All directories and coefficients should be assigned in the python script file meta.py.

Run the Python script water_quality_cal.py to calculate the TN, TP and Chla. Set the scenarios to compute values for certain scenarios. The default is to calculate all the scenarios.

Run the Python script flux_cal.py to calculate the nutrient storages and fluxes. Set the scenarios to compute values for certain scenarios. The default is to calculate all the scenarios.

Run the Python script flux_network_extract.py to build the nutrient networks based on nutrient storages and fluxes. Set the parameter frequency can control the network aggregation periods. Available values: "m" for monthly average and "d" for daily average.

Ecological network analysis (ENA) is a widely used method in the food web assessments. Here, it was used to provide systematic information on N and P cycling in lake ecosystems. Set the correct directory of the network files and then run the R script flow_analysis.R to get the values of indicators and visualization results.
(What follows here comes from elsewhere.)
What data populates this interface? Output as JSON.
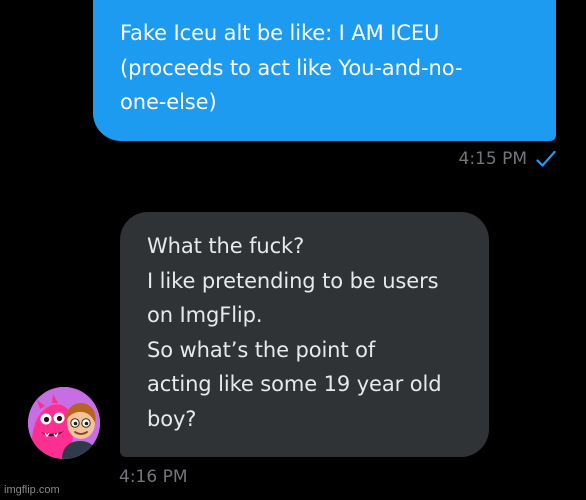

Files to create the figures in the main text:

• water_quality_calibration_maintext.py: Fig. 2;
• flux_stack_maintext.py: Fig. 3;
• water_quality_scenario_maintext_si.py: Figs. 4a, 4b, 5a, and 5b;
• flux_network_maintext.py: Figs. 4c, 4d, 5c, and 5d;
• nonlinearity_maintext.py: Fig. 7.

Files to create the figures in the SI:

• water_quality_calibration_si.py: Fig. S1-S7;
• water_quality_calibration_area.py Fig. S8;
• water_quality_scenario_maintext_si.py: Figs. S9 and S10;
• flux_network_si.py: Figs. S11-S17.